Marketing im Klassenraum und auf dem Pausenhof wird bei den Unternehmen immer
beliebter, die Branche wächst. Denn nur in der Schule sind alle Kinder und Jugendlichen einer
bestimmten Altersgruppe zu finden. Allein die 6- bis 13-Jährigen konnten laut KidsVerbraucher-Analyse im vergangenen Jahr 1,44 Mrd. Euro Taschengeld ausgeben. Und sie
beeinflussen das Kaufverhalten ihrer Eltern und Freunde.
Bei Mückes ehemaliger Schule in Hamburg-Wandsbek kommen seine Reklamehefte
allerdings nicht auf den Tisch. "Der Inhalt von Werbung muss einen Nutzen für unsere
Schüler haben", sagt Schulleiter Ulrich Cain.
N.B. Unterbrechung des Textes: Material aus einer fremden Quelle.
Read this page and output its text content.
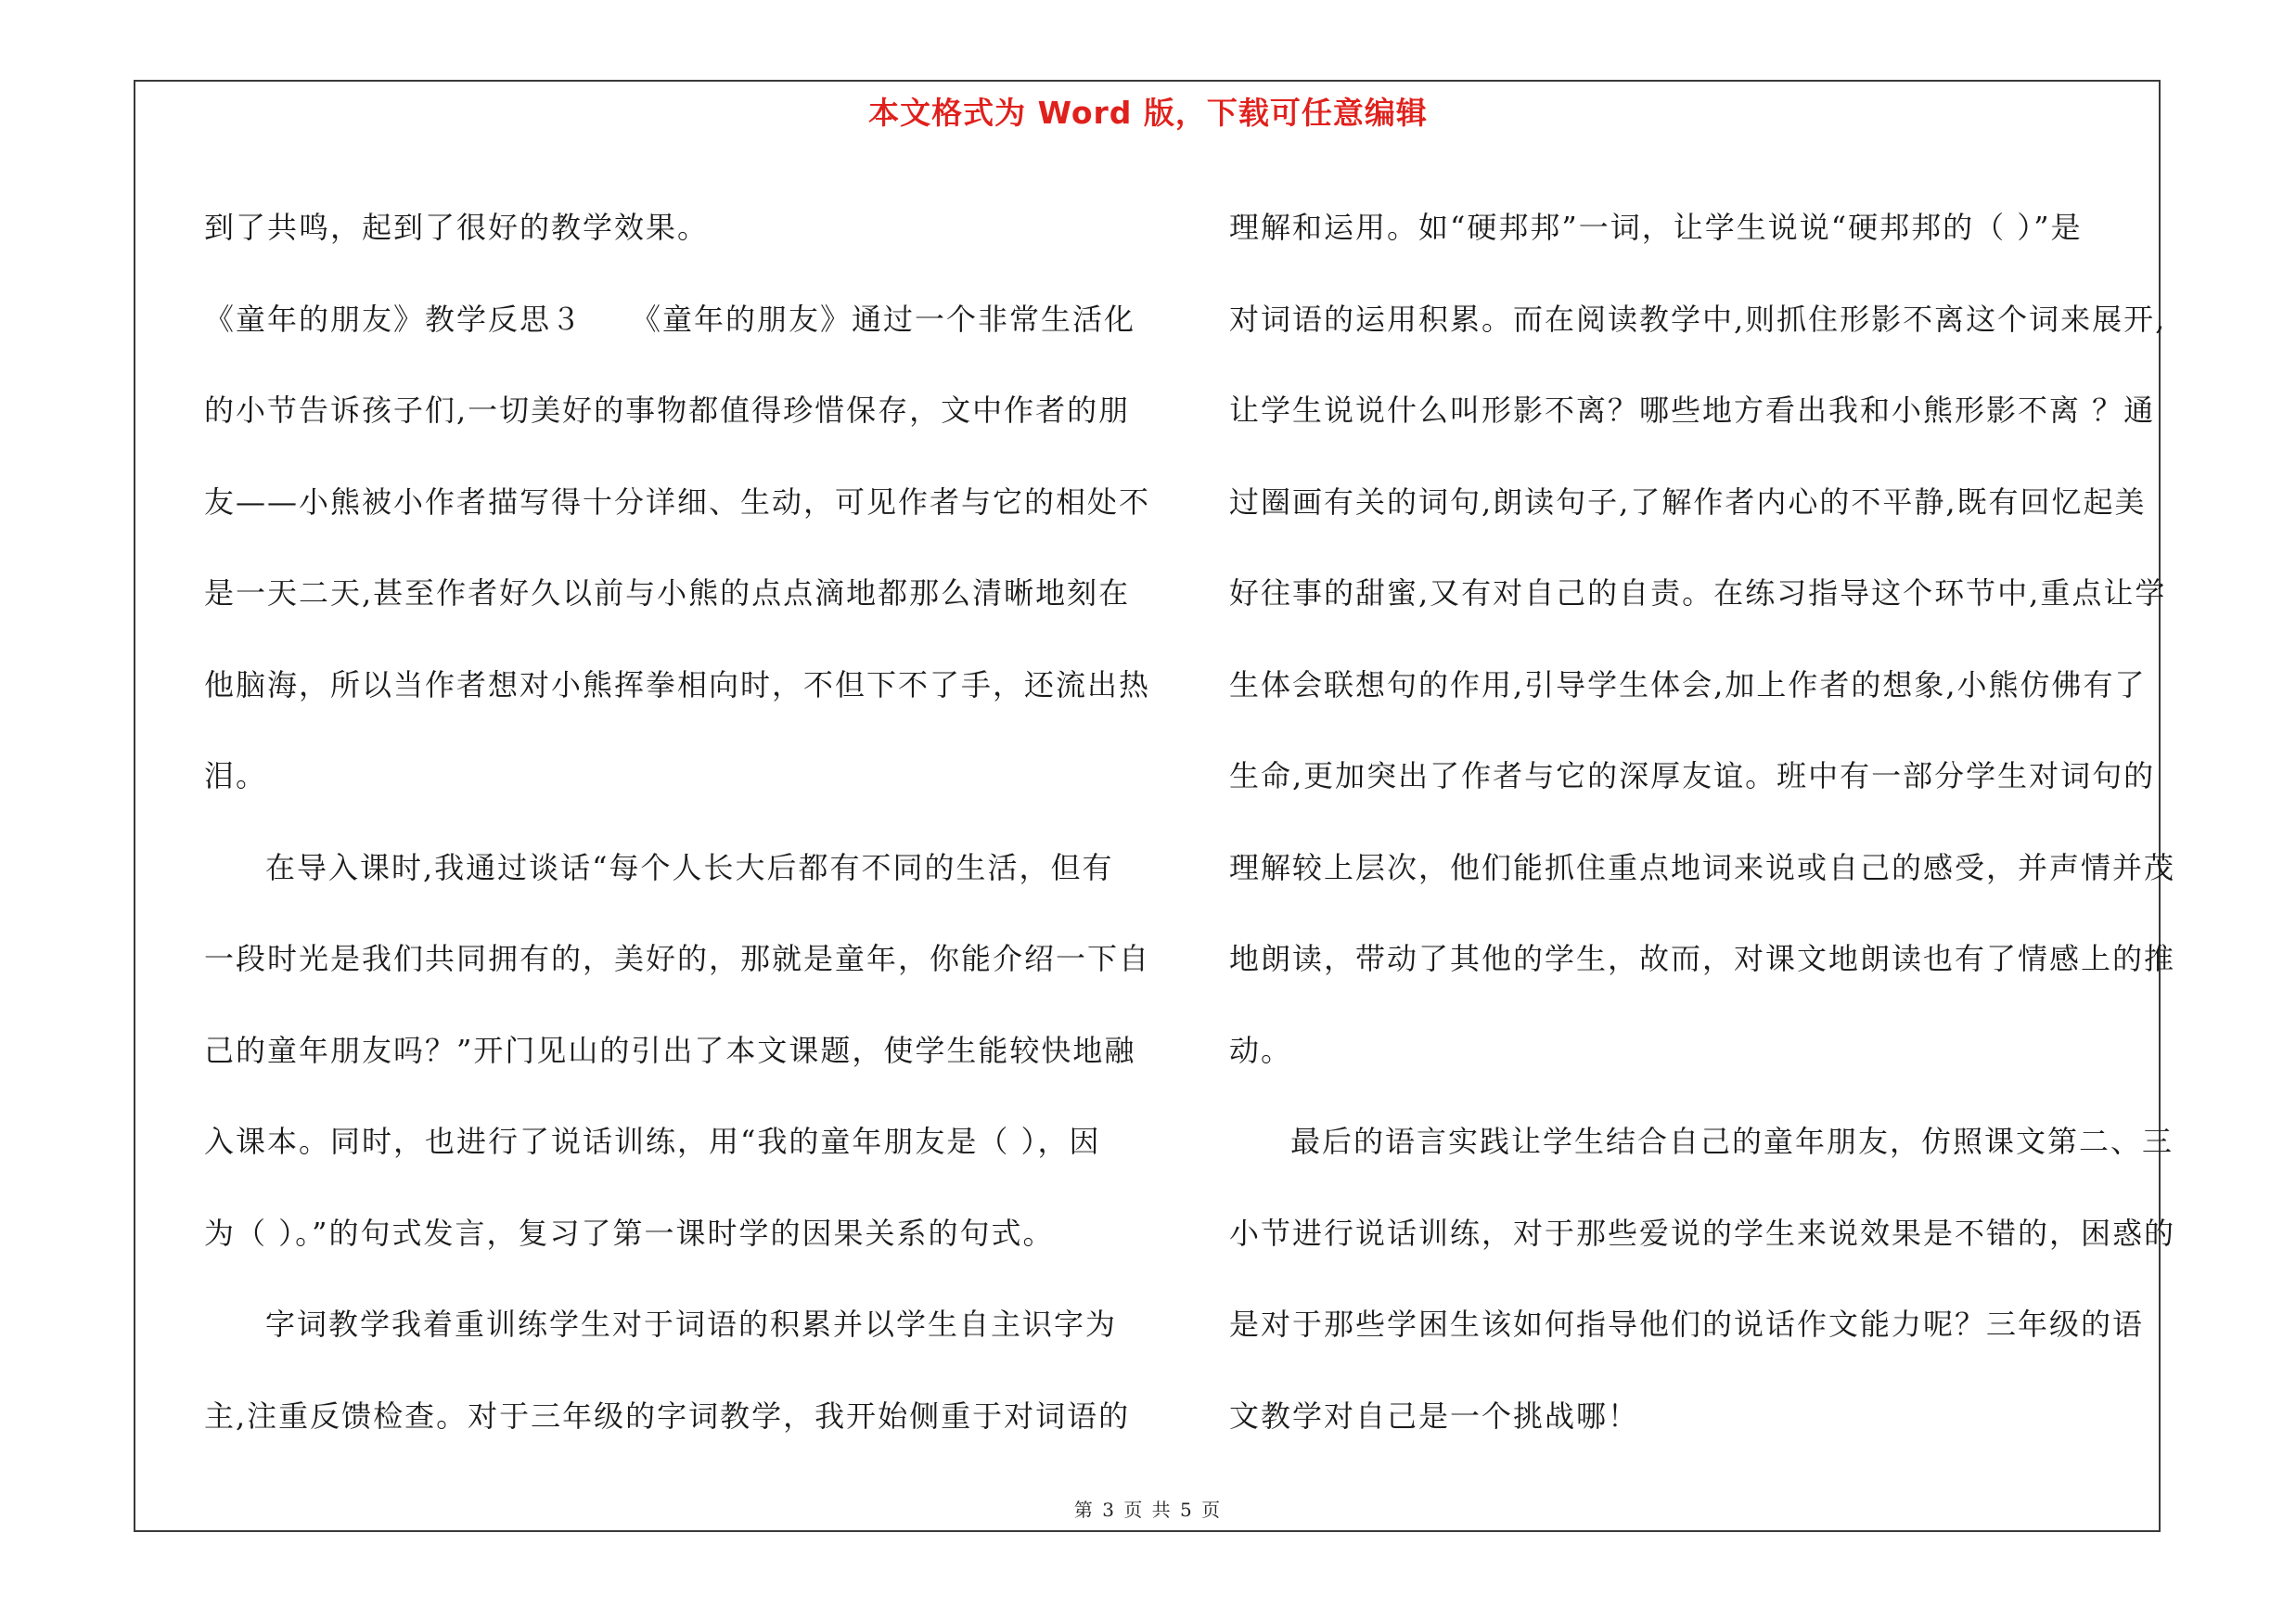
本文格式为 Word 版，下载可任意编辑
到了共鸣，起到了很好的教学效果。
《童年的朋友》教学反思３　　《童年的朋友》通过一个非常生活化
的小节告诉孩子们,一切美好的事物都值得珍惜保存，文中作者的朋
友——小熊被小作者描写得十分详细、生动，可见作者与它的相处不
是一天二天,甚至作者好久以前与小熊的点点滴地都那么清晰地刻在
他脑海，所以当作者想对小熊挥拳相向时，不但下不了手，还流出热
泪。
在导入课时,我通过谈话“每个人长大后都有不同的生活，但有
一段时光是我们共同拥有的，美好的，那就是童年，你能介绍一下自
己的童年朋友吗？”开门见山的引出了本文课题，使学生能较快地融
入课本。同时，也进行了说话训练，用“我的童年朋友是（ ），因
为（ ）。”的句式发言，复习了第一课时学的因果关系的句式。
字词教学我着重训练学生对于词语的积累并以学生自主识字为
主,注重反馈检查。对于三年级的字词教学，我开始侧重于对词语的
理解和运用。如“硬邦邦”一词，让学生说说“硬邦邦的（ ）”是
对词语的运用积累。而在阅读教学中,则抓住形影不离这个词来展开,
让学生说说什么叫形影不离？哪些地方看出我和小熊形影不离 ？通
过圈画有关的词句,朗读句子,了解作者内心的不平静,既有回忆起美
好往事的甜蜜,又有对自己的自责。在练习指导这个环节中,重点让学
生体会联想句的作用,引导学生体会,加上作者的想象,小熊仿佛有了
生命,更加突出了作者与它的深厚友谊。班中有一部分学生对词句的
理解较上层次，他们能抓住重点地词来说或自己的感受，并声情并茂
地朗读，带动了其他的学生，故而，对课文地朗读也有了情感上的推
动。
最后的语言实践让学生结合自己的童年朋友，仿照课文第二、三
小节进行说话训练，对于那些爱说的学生来说效果是不错的，困惑的
是对于那些学困生该如何指导他们的说话作文能力呢？三年级的语
文教学对自己是一个挑战哪！
第 3 页 共 5 页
Er hat im vergangenen Sommer ein
Fußballturnier veranstaltet, gesponsert von Nike, der Schriftzug stand groß auf der Bande.
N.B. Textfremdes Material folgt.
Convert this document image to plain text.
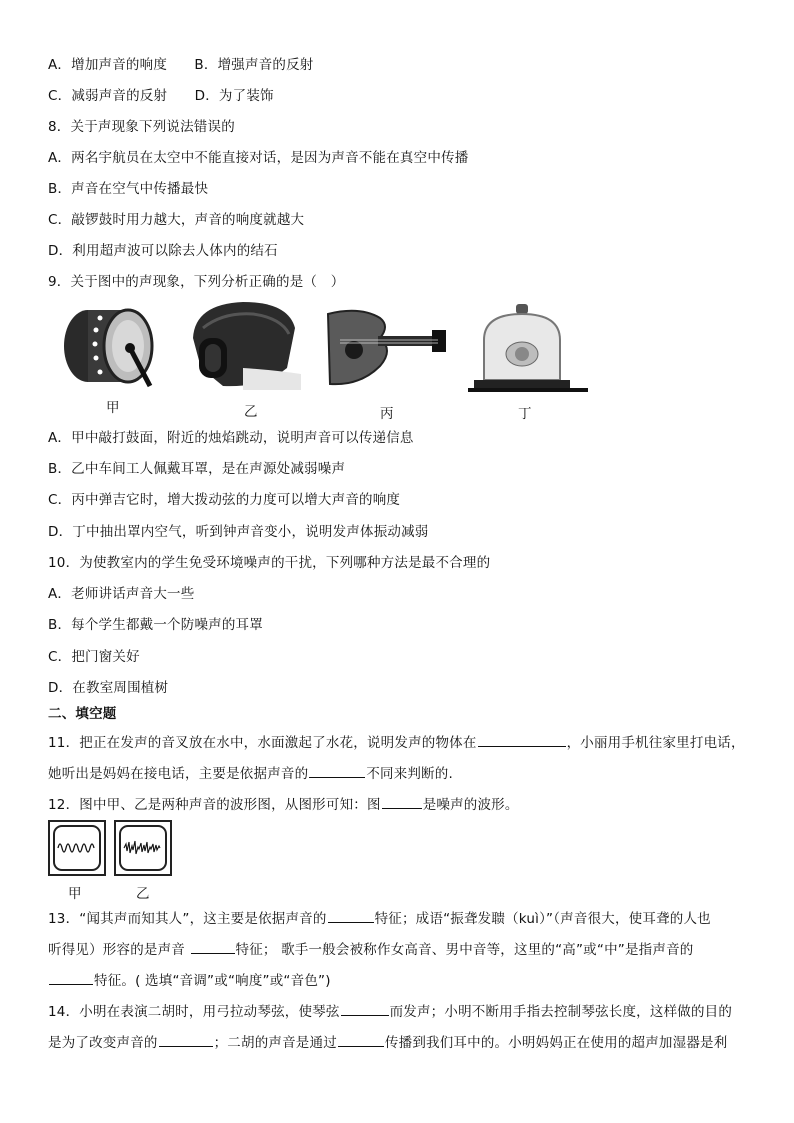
A．增加声音的响度　　B．增强声音的反射
C．减弱声音的反射　　D．为了装饰
8．关于声现象下列说法错误的
A．两名宇航员在太空中不能直接对话，是因为声音不能在真空中传播
B．声音在空气中传播最快
C．敲锣鼓时用力越大，声音的响度就越大
D．利用超声波可以除去人体内的结石
9．关于图中的声现象，下列分析正确的是（　）
甲	乙	丙	丁
A．甲中敲打鼓面，附近的烛焰跳动，说明声音可以传递信息
B．乙中车间工人佩戴耳罩，是在声源处减弱噪声
C．丙中弹吉它时，增大拨动弦的力度可以增大声音的响度
D．丁中抽出罩内空气，听到钟声音变小，说明发声体振动减弱
10．为使教室内的学生免受环境噪声的干扰，下列哪种方法是最不合理的
A．老师讲话声音大一些
B．每个学生都戴一个防噪声的耳罩
C．把门窗关好
D．在教室周围植树
二、填空题
11．把正在发声的音叉放在水中，水面激起了水花，说明发声的物体在	，小丽用手机往家里打电话，
她听出是妈妈在接电话，主要是依据声音的	不同来判断的.
12．图中甲、乙是两种声音的波形图，从图形可知：图	是噪声的波形。
甲	乙
13．“闻其声而知其人”，这主要是依据声音的	特征；成语“振聋发聩（kuì）”（声音很大，使耳聋的人也
听得见）形容的是声音	特征； 歌手一般会被称作女高音、男中音等，这里的“高”或“中”是指声音的
特征。( 选填“音调”或“响度”或“音色”)
14．小明在表演二胡时，用弓拉动琴弦，使琴弦	而发声；小明不断用手指去控制琴弦长度，这样做的目的
是为了改变声音的	；二胡的声音是通过	传播到我们耳中的。小明妈妈正在使用的超声加湿器是利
"Die Schule ist kein Glashaus", sagt Cain, "auch Firmenvertreter, die zur Berufsorientierung
kommen, tragen ja ihr Unternehmenslogo auf der Brust." Schüler könnten das durchaus
einordnen.
Davon ist auch Pedro Anacker überzeugt, Vorstandsvorsitzender der Edgar Medien AG, die
bunte Werbepostkarten vor allem in Kneipen und Kinos auslegt. An Schulen hat Anacker
bisher etwa zwei bis drei Millionen Exemplare verteilt. "Schule als werbefreier Raum, das ist
Vergangenheit", sagt der Werbeprofi.
Frühe Kundenbindung
Einer der Schulleiter, über dessen Schreibtisch Anackers Gratispostkarten wandern, ist Ulrich
Mumm vom Gymnasium Allee in Hamburg-Altona. "Witziges Marketing kommt bei den
Schülern an", sagt er. Seine Schule finanziert ihre beiden Schulbusse komplett über
Firmenwerbung. "Die sind kunterbunt vollgeklebt."
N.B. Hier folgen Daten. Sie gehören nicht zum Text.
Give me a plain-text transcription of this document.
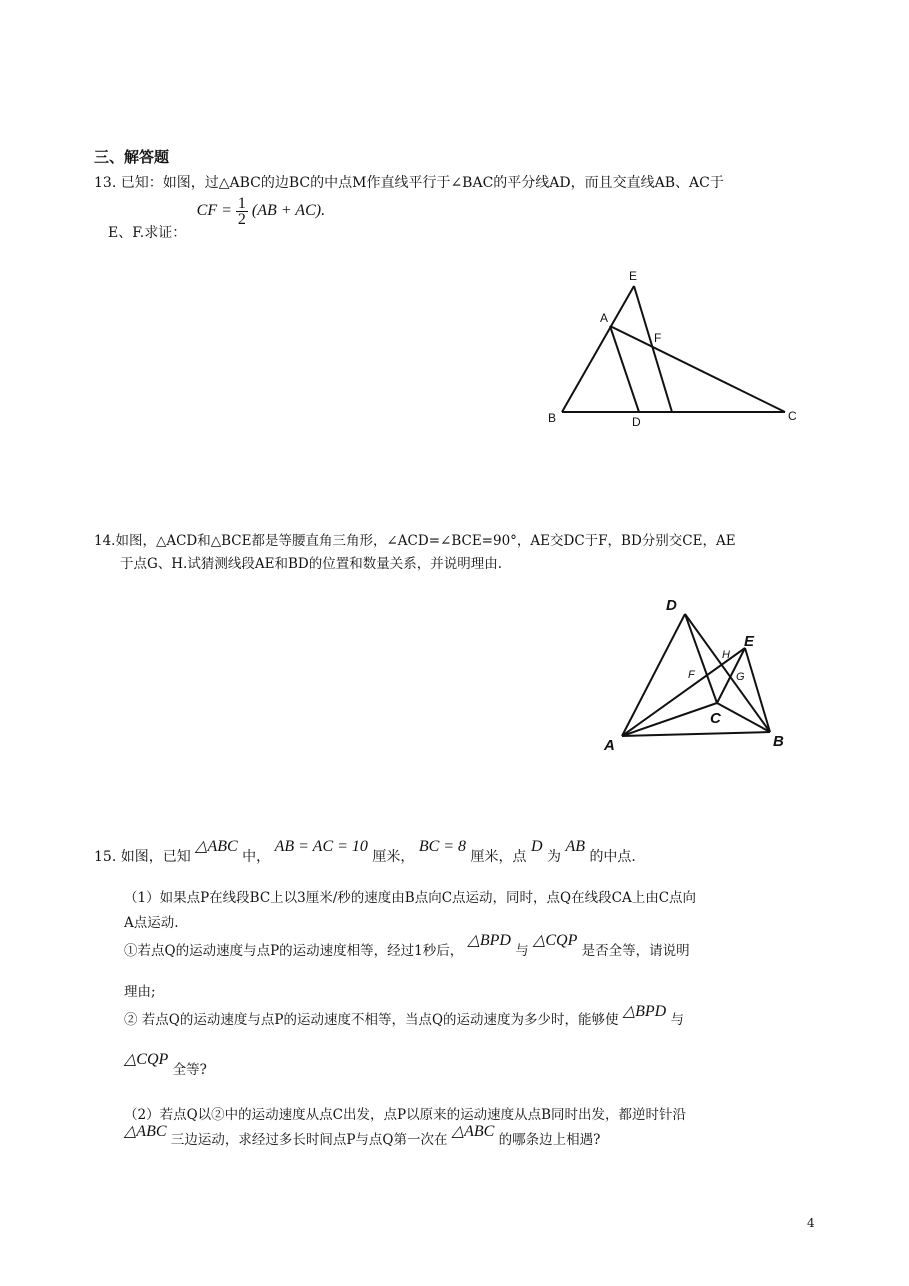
三、解答题
13. 已知：如图，过△ABC的边BC的中点M作直线平行于∠BAC的平分线AD，而且交直线AB、AC于
E、F.求证： CF = $\frac{1}{2} (AB + AC)$.
E
A
F
B	D	C
14.如图，△ACD和△BCE都是等腰直角三角形，∠ACD=∠BCE=90°，AE交DC于F，BD分别交CE，AE
于点G、H.试猜测线段AE和BD的位置和数量关系，并说明理由.
D
E
H
F	G
C
A	B
15. 如图，已知 △ABC 中， AB = AC = 10 厘米， BC = 8 厘米，点 D 为 AB 的中点.
（1）如果点P在线段BC上以3厘米/秒的速度由B点向C点运动，同时，点Q在线段CA上由C点向
A点运动.
①若点Q的运动速度与点P的运动速度相等，经过1秒后， △BPD 与 △CQP 是否全等，请说明
理由;
② 若点Q的运动速度与点P的运动速度不相等，当点Q的运动速度为多少时，能够使 △BPD 与
△CQP 全等?
（2）若点Q以②中的运动速度从点C出发，点P以原来的运动速度从点B同时出发，都逆时针沿
△ABC 三边运动，求经过多长时间点P与点Q第一次在 △ABC 的哪条边上相遇?
4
Hildegard Mackert vom Bundesverband der Verbraucherzentralen warnt hingegen, dass sich
Kinder und Jugendliche besonders leicht von den verheißungsvollen Botschaften beeinflussen
ließen. "Mir hat ein Anbieter gesagt, dass sich frühe Kundenbindung auszahlt, und eben
darum geht es ", sagt sie.
Genau auf Schüler zugeschnitten ist eine Aktion des Schulbuchverlags Cornelsen: Pünktlich
zu den Halbjahreszeugnissen Ende Januar werden Plakate des Verlags an Schulen hängen mit
Reklame für Lernhilfen - falls es mit den Schulnoten zum Halbjahr noch nicht ganz geklappt
hat.
Auf Schülerpulten geht es mittlerweile bunt zu. Schreibblöcke informieren über Bausparen
oder Computerspiele
Werbung und Wohltat
Image Auch an Schulen soll Werbung schlicht Käufer gewinnen. Dabei ist Marketing nicht
immer leicht vom Schulsponsoring zu trennen. Letzteres bringt eine Gewinnsituation für
beide Partner. Häufig treten Bildungsmäzene gar nicht mit ihrem Logo in Erscheinung; sie
hoffen darauf, mit Wohltätigkeit ihr Image zu verbessern. Wenn Unternehmen Busse mit
ihren Namen bekleben oder bedruckte Blöcke verteilen, sprechen Verbraucherschützer von
Produktwerbung.
Großstädte Der Marketingboom beschränkt sich bisher auf Metropolen. Werbung für
Kinofilme etwa lohnt sich auf dem Land nicht.
Nischenjäger In der Schule erreichen Werbeprofis alle Kinder einer Altersgruppe, den
Fußballfan genauso wie den Computerfreak. Zudem sind Schulen bisher vornehmlich
werbefreie Räume, sodass Markenbotschaften auffallen.